Scientists were disturbed by Maxwell’s equations because they defied common sense. If one is standing at a train station watching a train pass at 60 mph, and an exceptionally handsome seminary professor, standing on one of the moving flatcars, throws his usual 100 mph fastball toward the engine, a person standing on the platform would measure the baseball to be moving at 160 mph. Therefore, the speed of the fastball depends on whether you are the seminary professor (who measures his fastball at 100 mph in his frame of reference) or the observer beside the tracks (who would measure the ball at 160 mph). The speed of the baseball is relative to the person who is measuring it. This is intuitive, and correct at normal speeds. However, according to Maxwell’s equations, all light waves travel at the same speed. That is like saying the fastball appears to be traveling at 100 mph for both the seminary professor and the observer beside the tracks.

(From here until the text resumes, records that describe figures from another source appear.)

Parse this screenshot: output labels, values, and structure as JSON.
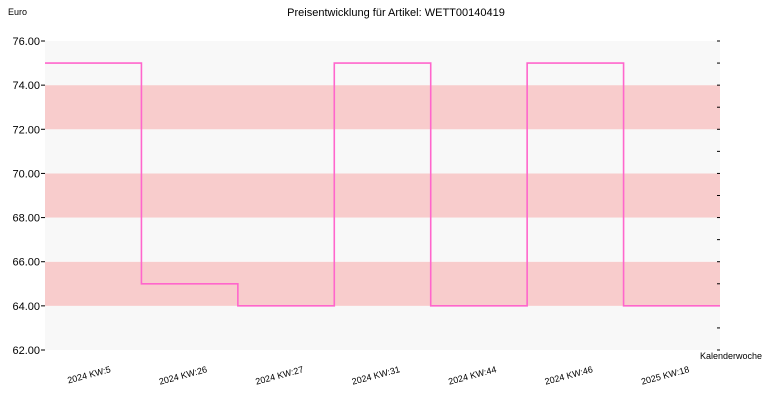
{
  "chart_data": {
    "type": "line",
    "step": true,
    "title": "Preisentwicklung für Artikel: WETT00140419",
    "ylabel": "Euro",
    "xlabel": "Kalenderwoche",
    "ylim": [
      62.0,
      76.0
    ],
    "yticks": [
      "62.00",
      "64.00",
      "66.00",
      "68.00",
      "70.00",
      "72.00",
      "74.00",
      "76.00"
    ],
    "categories": [
      "2024 KW:5",
      "2024 KW:26",
      "2024 KW:27",
      "2024 KW:31",
      "2024 KW:44",
      "2024 KW:46",
      "2025 KW:18"
    ],
    "series": [
      {
        "values": [
          75.0,
          65.0,
          64.0,
          75.0,
          64.0,
          75.0,
          64.0
        ]
      }
    ],
    "band_colors": [
      "#f8f8f8",
      "#f8cccc"
    ],
    "line_color": "#ff66cc",
    "grid": false
  }
}
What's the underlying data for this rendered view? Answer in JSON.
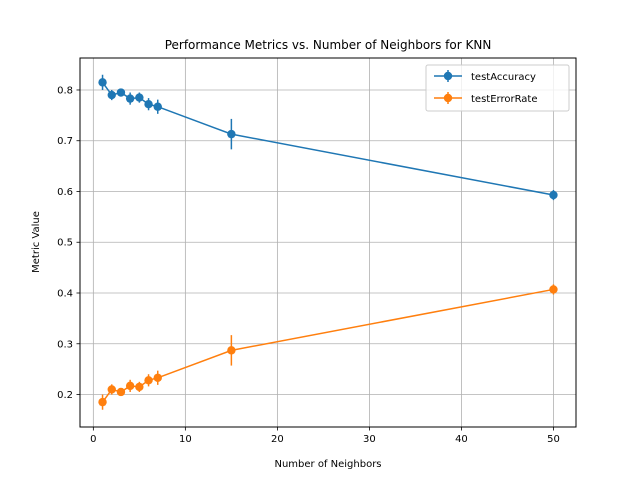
{
  "chart_data": {
    "type": "line",
    "title": "Performance Metrics vs. Number of Neighbors for KNN",
    "xlabel": "Number of Neighbors",
    "ylabel": "Metric Value",
    "xlim": [
      -1.45,
      52.45
    ],
    "ylim": [
      0.136,
      0.863
    ],
    "xticks": [
      0,
      10,
      20,
      30,
      40,
      50
    ],
    "yticks": [
      0.2,
      0.3,
      0.4,
      0.5,
      0.6,
      0.7,
      0.8
    ],
    "grid": true,
    "legend_position": "top-right",
    "x": [
      1,
      2,
      3,
      4,
      5,
      6,
      7,
      15,
      50
    ],
    "series": [
      {
        "name": "testAccuracy",
        "color": "#1f77b4",
        "values": [
          0.815,
          0.79,
          0.795,
          0.783,
          0.785,
          0.772,
          0.767,
          0.713,
          0.593
        ],
        "errors": [
          0.015,
          0.01,
          0.007,
          0.012,
          0.01,
          0.012,
          0.014,
          0.03,
          0.01
        ]
      },
      {
        "name": "testErrorRate",
        "color": "#ff7f0e",
        "values": [
          0.185,
          0.21,
          0.205,
          0.217,
          0.215,
          0.228,
          0.233,
          0.287,
          0.407
        ],
        "errors": [
          0.015,
          0.01,
          0.007,
          0.012,
          0.01,
          0.012,
          0.014,
          0.03,
          0.01
        ]
      }
    ]
  }
}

Most scientists, and even Maxwell himself, thought this conclusion could not possibly be true.
Albert Einstein, however, accepted Maxwell’s results. The brilliance of Einstein’s theory lies in the audacious assertion that anyone measuring light finds the exact same velocity no matter how fast they are moving. From this postulate springs the paradoxical and counterintuitive theory Einstein called “Invariantentheorie” or “Theory of Invariance.” The public, fixated on the fact that time is not absolute but depends on velocity, paraphrased Einstein’s achievement into the popularly understood cliché “everything is relative” when, in fact, everything is NOT relative. This erroneous paraphrase was unfortunately extended to a social theory of relativity and also a theological denial of the absolute. To physicists the shocking revelation of Einstein’s so-called “theory of relativity” is that everything is most certainly NOT relative. To the contrary, the speed of light is absolute.

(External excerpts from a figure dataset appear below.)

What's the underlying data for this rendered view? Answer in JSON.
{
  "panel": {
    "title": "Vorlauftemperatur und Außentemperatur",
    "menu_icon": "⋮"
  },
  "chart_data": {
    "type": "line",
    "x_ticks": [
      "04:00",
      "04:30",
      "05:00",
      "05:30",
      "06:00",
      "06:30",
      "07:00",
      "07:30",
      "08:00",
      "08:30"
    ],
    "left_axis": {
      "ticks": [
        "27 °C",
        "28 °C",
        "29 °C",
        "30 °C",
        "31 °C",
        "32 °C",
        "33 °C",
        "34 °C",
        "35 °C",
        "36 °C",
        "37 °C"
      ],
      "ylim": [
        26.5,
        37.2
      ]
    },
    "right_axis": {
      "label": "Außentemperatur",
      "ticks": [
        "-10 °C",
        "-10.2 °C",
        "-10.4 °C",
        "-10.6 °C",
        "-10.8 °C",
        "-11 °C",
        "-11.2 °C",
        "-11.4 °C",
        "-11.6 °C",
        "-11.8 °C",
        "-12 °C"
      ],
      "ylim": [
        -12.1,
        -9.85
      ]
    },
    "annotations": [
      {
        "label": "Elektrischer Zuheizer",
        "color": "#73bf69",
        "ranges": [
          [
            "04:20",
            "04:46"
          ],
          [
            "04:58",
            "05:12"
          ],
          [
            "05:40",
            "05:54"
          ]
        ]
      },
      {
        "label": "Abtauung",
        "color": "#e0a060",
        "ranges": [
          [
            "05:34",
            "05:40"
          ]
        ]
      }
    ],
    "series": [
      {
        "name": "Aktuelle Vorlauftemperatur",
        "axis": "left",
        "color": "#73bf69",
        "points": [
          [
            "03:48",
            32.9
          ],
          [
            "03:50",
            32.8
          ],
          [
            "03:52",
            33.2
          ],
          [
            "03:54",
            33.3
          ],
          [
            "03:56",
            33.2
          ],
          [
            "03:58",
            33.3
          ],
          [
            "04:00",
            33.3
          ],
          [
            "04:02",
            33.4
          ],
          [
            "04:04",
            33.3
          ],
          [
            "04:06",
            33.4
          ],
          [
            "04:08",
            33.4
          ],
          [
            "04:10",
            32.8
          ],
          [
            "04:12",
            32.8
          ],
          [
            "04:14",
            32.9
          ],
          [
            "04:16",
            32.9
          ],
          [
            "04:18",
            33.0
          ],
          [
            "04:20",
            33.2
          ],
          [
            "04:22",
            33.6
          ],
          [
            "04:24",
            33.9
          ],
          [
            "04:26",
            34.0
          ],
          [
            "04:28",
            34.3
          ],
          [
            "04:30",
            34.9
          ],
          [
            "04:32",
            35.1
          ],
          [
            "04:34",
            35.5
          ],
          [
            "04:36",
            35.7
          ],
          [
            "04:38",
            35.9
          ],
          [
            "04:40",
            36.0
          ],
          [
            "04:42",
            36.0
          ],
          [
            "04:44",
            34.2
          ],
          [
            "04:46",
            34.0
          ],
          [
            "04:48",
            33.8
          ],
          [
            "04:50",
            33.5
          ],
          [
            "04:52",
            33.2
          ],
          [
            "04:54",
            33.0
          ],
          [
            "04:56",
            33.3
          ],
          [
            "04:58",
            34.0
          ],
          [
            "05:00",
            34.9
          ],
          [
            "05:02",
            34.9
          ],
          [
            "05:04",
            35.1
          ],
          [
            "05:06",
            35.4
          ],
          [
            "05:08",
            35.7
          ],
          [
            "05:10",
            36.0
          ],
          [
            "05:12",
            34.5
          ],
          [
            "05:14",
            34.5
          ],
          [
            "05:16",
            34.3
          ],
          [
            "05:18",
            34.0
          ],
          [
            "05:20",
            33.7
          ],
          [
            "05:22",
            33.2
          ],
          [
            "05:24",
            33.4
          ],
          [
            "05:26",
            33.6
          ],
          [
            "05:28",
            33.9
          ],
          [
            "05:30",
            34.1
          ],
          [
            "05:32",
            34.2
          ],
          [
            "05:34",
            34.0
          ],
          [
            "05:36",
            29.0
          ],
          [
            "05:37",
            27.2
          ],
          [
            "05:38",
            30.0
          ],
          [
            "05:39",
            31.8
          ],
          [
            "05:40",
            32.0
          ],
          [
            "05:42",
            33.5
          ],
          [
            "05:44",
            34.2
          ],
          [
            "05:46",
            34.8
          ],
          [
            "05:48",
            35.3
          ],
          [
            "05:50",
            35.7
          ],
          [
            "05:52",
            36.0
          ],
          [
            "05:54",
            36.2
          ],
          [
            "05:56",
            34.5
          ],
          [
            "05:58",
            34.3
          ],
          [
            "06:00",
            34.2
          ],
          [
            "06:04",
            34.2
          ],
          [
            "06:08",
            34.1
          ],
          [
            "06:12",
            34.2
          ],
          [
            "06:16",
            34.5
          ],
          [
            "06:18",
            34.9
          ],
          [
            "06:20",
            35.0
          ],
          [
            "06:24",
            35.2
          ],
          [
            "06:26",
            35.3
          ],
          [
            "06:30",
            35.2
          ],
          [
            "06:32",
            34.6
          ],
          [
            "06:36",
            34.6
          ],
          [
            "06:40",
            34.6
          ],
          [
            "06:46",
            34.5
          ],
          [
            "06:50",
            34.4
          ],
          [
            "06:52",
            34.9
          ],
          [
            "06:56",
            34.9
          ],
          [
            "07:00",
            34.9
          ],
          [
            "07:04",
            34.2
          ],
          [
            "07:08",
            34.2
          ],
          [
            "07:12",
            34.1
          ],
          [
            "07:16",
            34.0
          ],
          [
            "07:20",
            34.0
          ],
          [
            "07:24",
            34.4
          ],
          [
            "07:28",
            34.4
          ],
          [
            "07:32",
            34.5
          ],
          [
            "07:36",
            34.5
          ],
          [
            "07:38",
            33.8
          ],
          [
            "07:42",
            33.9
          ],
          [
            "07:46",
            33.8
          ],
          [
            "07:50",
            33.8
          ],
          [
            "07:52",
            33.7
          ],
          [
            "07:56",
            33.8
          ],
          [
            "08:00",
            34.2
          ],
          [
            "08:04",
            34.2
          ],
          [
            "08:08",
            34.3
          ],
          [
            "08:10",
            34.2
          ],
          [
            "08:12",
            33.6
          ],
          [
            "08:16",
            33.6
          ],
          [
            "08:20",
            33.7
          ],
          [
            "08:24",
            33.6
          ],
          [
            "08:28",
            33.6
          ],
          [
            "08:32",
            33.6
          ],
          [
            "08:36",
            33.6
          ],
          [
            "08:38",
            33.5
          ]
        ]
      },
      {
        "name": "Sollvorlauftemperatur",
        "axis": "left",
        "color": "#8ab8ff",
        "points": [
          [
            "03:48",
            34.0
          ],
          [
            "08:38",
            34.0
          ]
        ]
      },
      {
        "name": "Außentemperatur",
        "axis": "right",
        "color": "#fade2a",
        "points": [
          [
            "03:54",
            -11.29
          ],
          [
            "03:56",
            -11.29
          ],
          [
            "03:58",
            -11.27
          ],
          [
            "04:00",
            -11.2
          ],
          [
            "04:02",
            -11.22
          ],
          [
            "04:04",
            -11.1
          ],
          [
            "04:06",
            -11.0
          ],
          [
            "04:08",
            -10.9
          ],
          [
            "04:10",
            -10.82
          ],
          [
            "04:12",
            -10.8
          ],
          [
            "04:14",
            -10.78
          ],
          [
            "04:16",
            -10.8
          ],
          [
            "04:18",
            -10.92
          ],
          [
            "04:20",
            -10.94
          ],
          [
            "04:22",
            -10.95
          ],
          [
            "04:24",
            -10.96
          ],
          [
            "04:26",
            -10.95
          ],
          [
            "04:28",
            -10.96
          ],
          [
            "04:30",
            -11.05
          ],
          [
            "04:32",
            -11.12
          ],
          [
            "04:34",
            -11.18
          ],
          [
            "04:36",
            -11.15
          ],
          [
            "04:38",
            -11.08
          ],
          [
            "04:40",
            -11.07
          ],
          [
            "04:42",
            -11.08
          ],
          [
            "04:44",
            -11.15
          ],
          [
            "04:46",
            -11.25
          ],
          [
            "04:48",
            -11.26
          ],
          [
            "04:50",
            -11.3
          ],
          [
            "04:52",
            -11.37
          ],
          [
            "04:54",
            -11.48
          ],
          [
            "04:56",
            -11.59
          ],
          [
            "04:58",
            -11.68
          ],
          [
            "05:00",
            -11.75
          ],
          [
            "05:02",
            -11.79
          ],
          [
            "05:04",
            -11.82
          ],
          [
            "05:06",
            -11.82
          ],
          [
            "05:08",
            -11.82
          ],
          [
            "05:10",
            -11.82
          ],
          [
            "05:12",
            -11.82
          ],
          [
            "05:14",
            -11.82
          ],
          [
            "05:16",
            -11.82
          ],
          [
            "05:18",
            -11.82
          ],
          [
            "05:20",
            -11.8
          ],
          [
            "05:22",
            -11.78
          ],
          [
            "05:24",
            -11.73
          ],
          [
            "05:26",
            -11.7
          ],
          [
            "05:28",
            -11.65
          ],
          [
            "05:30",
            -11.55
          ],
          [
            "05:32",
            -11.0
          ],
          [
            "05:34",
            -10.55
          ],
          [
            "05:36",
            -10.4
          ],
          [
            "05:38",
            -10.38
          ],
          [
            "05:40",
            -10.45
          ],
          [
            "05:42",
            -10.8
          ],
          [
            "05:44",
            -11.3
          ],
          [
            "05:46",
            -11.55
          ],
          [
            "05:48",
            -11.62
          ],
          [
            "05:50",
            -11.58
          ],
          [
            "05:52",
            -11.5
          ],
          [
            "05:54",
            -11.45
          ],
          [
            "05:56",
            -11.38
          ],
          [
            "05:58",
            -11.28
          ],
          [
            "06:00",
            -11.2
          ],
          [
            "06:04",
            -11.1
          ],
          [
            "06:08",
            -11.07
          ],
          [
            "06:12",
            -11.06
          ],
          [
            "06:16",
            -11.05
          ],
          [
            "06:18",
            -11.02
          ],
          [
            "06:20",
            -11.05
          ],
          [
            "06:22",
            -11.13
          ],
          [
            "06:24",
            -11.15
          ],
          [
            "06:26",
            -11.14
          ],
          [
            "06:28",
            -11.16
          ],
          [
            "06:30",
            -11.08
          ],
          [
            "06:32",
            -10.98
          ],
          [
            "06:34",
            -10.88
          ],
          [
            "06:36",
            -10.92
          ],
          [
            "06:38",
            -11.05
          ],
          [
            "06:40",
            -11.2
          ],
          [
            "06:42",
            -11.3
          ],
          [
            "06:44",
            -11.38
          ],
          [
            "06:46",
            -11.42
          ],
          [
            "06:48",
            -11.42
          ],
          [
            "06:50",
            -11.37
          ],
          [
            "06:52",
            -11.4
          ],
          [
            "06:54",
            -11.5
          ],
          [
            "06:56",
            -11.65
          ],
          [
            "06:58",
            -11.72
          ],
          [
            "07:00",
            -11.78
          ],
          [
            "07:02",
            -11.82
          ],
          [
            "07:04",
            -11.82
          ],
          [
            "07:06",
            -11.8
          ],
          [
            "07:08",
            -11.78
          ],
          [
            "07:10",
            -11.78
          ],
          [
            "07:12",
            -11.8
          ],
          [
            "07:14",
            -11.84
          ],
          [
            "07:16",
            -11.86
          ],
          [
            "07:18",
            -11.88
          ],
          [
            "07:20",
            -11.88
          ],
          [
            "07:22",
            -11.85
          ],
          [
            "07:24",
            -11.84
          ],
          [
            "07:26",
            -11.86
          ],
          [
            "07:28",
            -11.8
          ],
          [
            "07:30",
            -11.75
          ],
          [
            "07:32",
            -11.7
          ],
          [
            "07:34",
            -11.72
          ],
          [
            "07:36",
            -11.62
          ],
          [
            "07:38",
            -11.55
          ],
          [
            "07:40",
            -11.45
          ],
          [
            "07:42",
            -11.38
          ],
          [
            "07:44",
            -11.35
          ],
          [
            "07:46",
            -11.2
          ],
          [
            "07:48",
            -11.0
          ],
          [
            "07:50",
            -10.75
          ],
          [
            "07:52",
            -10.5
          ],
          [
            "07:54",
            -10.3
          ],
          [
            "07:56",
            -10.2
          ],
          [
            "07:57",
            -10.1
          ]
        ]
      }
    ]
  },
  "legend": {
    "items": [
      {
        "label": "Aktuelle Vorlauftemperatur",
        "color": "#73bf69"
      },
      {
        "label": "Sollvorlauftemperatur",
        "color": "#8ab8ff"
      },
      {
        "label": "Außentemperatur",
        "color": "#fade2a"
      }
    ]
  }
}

According to the great Gallican confession (article 2), which Presbyterians may someday wise up and include in our Book of Confessions, God has written two books: the Word, which is God’s special revelation, and the World, which is God’s natural revelation. The comfortable relation between natural and special revelation was severely attacked by Karl Barth and remains an open question among theologians of the Word. However, some theologians of nature and culture are so impressed by certain developments in the physical and social sciences that in maintaining diversity they conclude everything is relative and nothing is absolute. At least it is clear that Einstein’s “theory of relativity” does not support this view. The speed of light is absolutely the same for every man, woman, and child, whether measured in Jerusalem, in all Judea, in Samaria or the outermost parts of the world.
I am happy to say that all my scientific children confess Jesus Christ, the light of the world (John 8:12) as absolute Lord of all. They accept this doctrinal position on the basis of personal experience, as we all do, but also because of their immense respect and affection for the most influential theologian in our family – their mother.